Patriots owner thinks London is ready for NFL team
Despite the time-zone differences and a world of other complications, Patriots owner Robert Kraft said on Saturday that he thinks London is ready for its own NFL team.
“You’re already hosting the Premier League, and we believe we’re the premier sport in the world,” Kraft told the crowd at a rally in London’s Trafalgar Square. “I think London has shown, with the way they’ve handled the Olympics and every other major sporting event, that it’s time for you to have your own NFL franchise, based in London.”
Sunday’s game, in which the Patriots will play the St. Louis Rams at Wembley Stadium, is the sixth regular-season NFL game held in London.
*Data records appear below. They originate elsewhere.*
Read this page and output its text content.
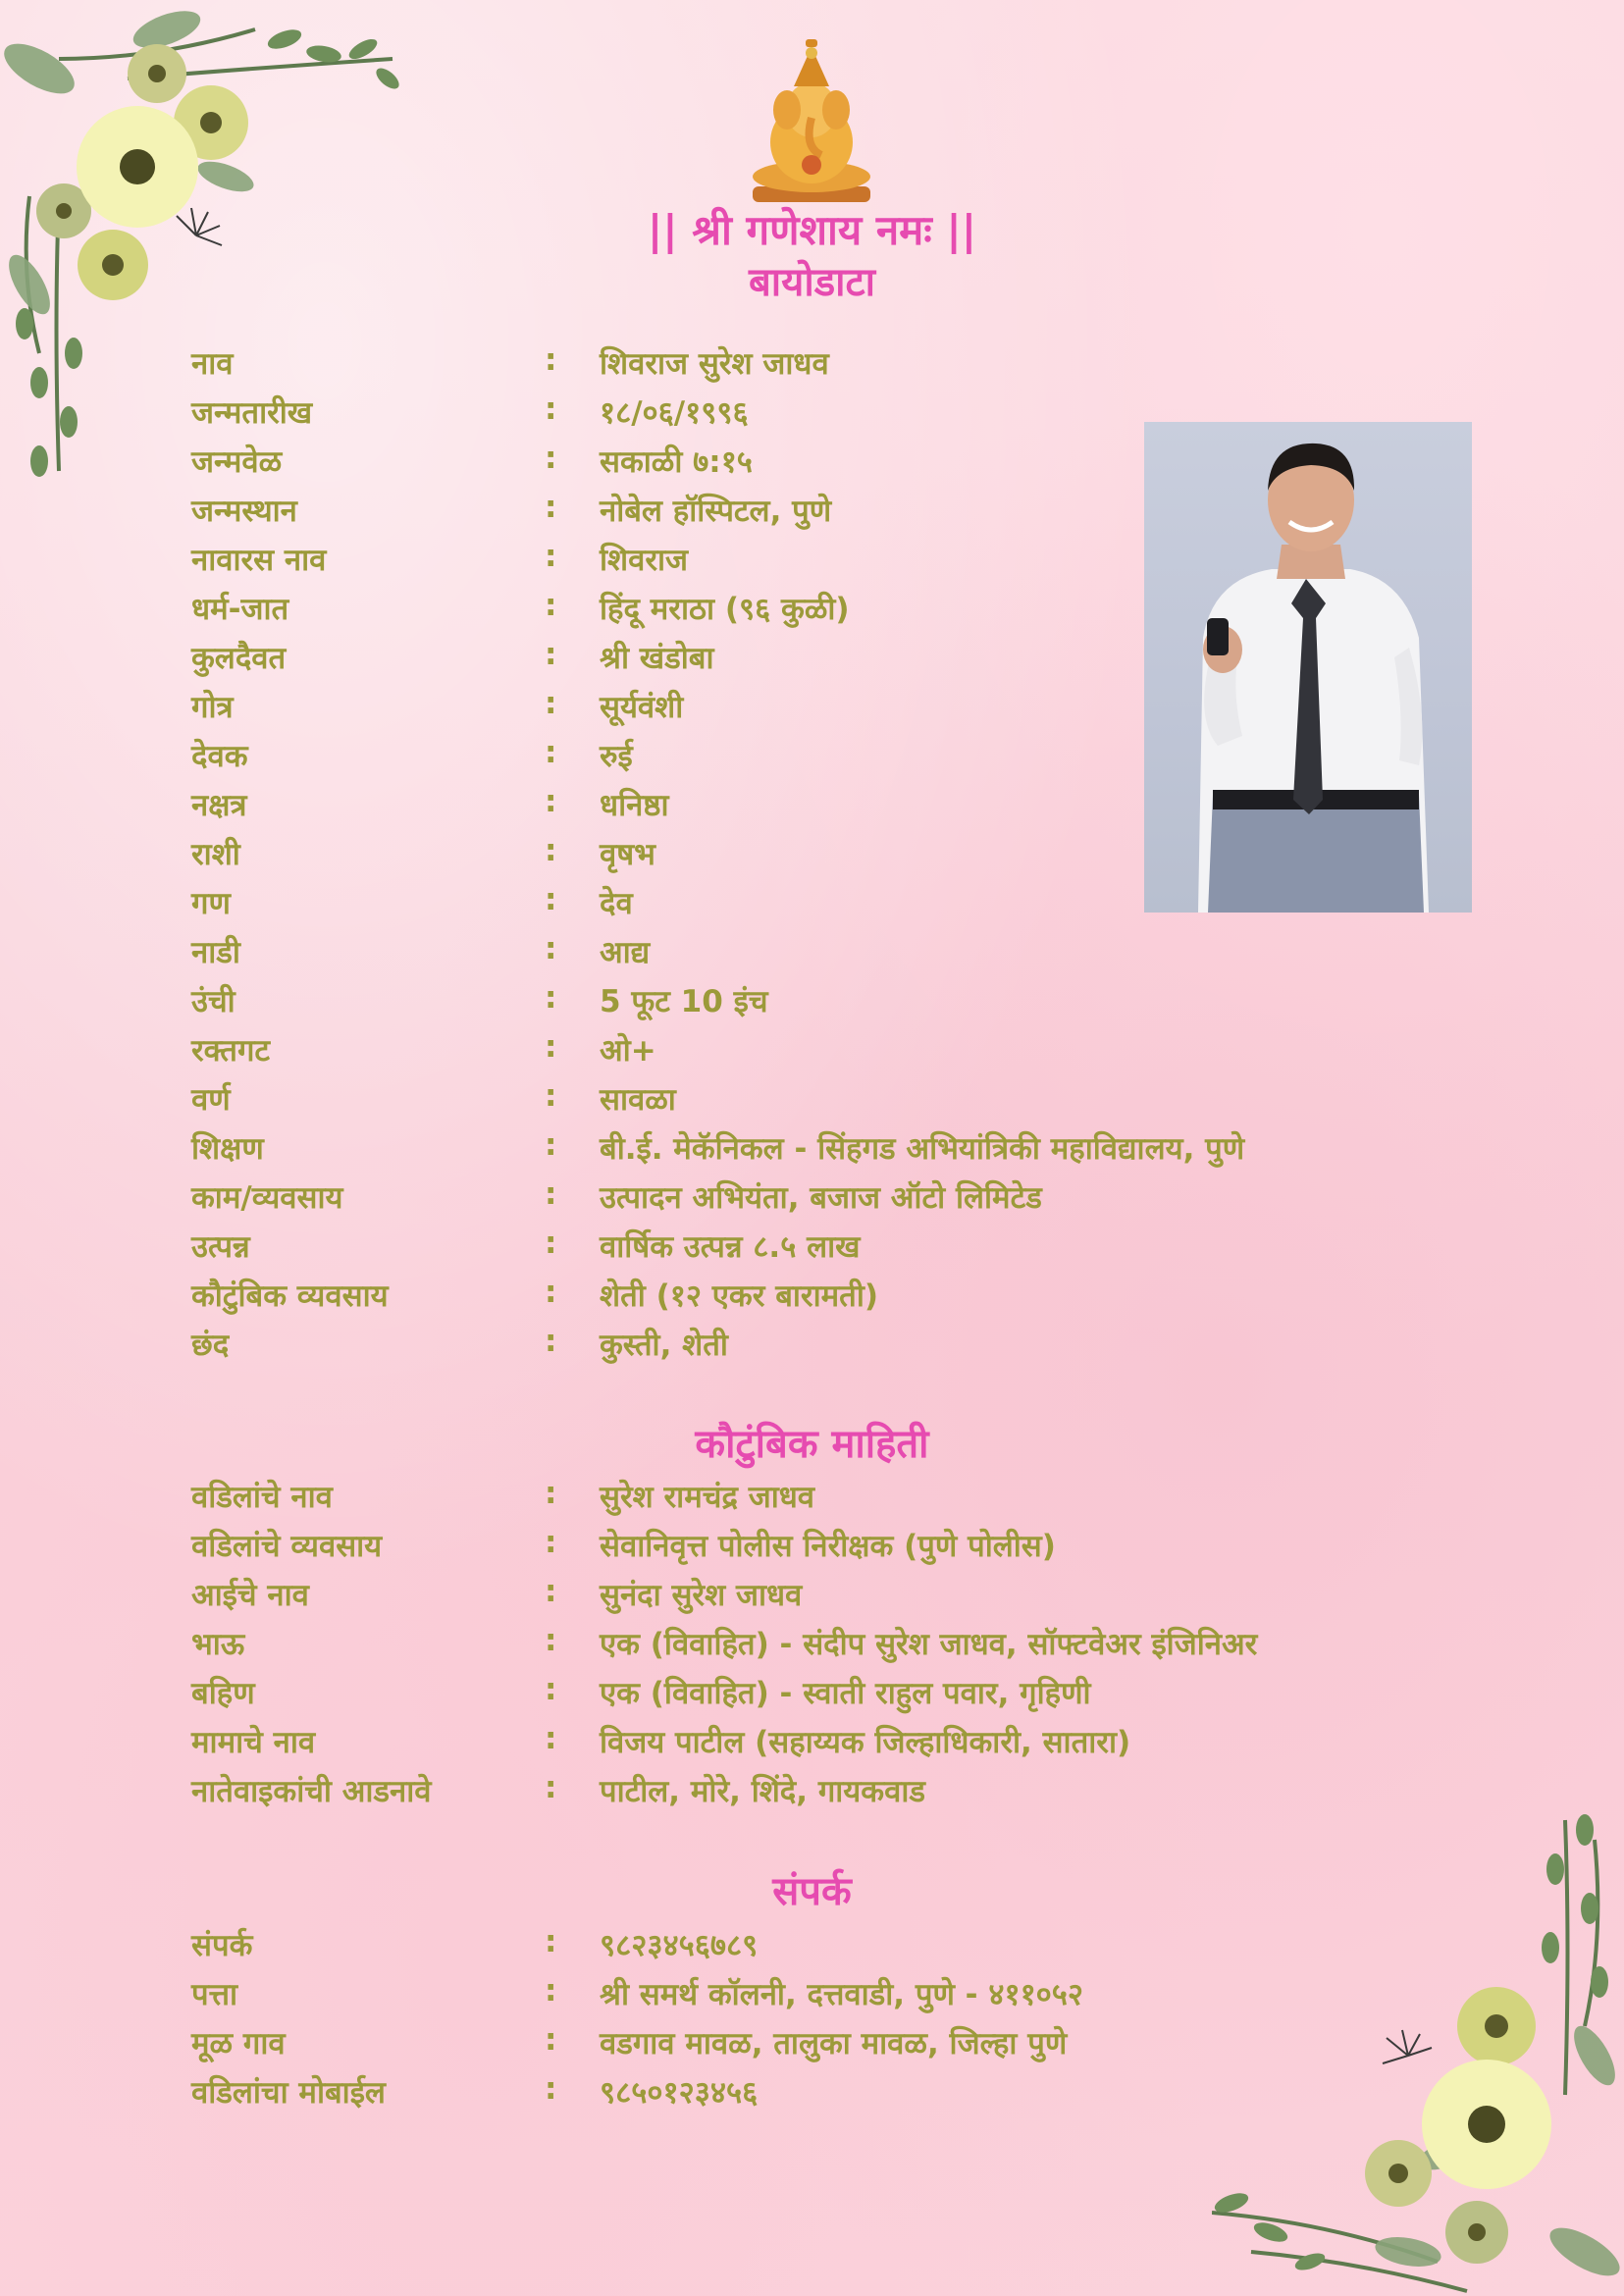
|| श्री गणेशाय नमः ||
बायोडाटा
नाव	: शिवराज सुरेश जाधव
जन्मतारीख	: १८/०६/१९९६
जन्मवेळ	: सकाळी ७:१५
जन्मस्थान	: नोबेल हॉस्पिटल, पुणे
नावारस नाव	: शिवराज
धर्म-जात	: हिंदू मराठा (९६ कुळी)
कुलदैवत	: श्री खंडोबा
गोत्र	: सूर्यवंशी
देवक	: रुई
नक्षत्र	: धनिष्ठा
राशी	: वृषभ
गण	: देव
नाडी	: आद्य
उंची	: 5 फूट 10 इंच
रक्तगट	: ओ+
वर्ण	: सावळा
शिक्षण	: बी.ई. मेकॅनिकल - सिंहगड अभियांत्रिकी महाविद्यालय, पुणे
काम/व्यवसाय	: उत्पादन अभियंता, बजाज ऑटो लिमिटेड
उत्पन्न	: वार्षिक उत्पन्न ८.५ लाख
कौटुंबिक व्यवसाय	: शेती (१२ एकर बारामती)
छंद	: कुस्ती, शेती
कौटुंबिक माहिती
वडिलांचे नाव	: सुरेश रामचंद्र जाधव
वडिलांचे व्यवसाय	: सेवानिवृत्त पोलीस निरीक्षक (पुणे पोलीस)
आईचे नाव	: सुनंदा सुरेश जाधव
भाऊ	: एक (विवाहित) - संदीप सुरेश जाधव, सॉफ्टवेअर इंजिनिअर
बहिण	: एक (विवाहित) - स्वाती राहुल पवार, गृहिणी
मामाचे नाव	: विजय पाटील (सहाय्यक जिल्हाधिकारी, सातारा)
नातेवाइकांची आडनावे	: पाटील, मोरे, शिंदे, गायकवाड
संपर्क
संपर्क	: ९८२३४५६७८९
पत्ता	: श्री समर्थ कॉलनी, दत्तवाडी, पुणे - ४११०५२
मूळ गाव	: वडगाव मावळ, तालुका मावळ, जिल्हा पुणे
वडिलांचा मोबाईल	: ९८५०१२३४५६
The Jacksonville Jaguars will play one “home” game there in each of the next four seasons, which will help Londoners build something of a relationship with the team.
“Whatever we can do to cultivate playing football throughout the world … We’ve been discussing that the NFL, I don’t know if we’ve done as good a job as we could educating the rest of the world what a great game it is,” Kraft said.
It’s true that unlike baseball, which now draws much of its talent from Latin America, or hockey, where Russia and several European countries have dynamic leagues of their own, football is more or less confined to the U.S. The UK does have youth and adult American football organizations, but they’re more or less an afterthought to soccer.
It’s hard to imagine the logistics of travel for a London-based team, which would be on a five-hour time difference from the East Coast and an eight-hour difference from the West Coast, but if the NFL sees a potential profit there, the league may find a way.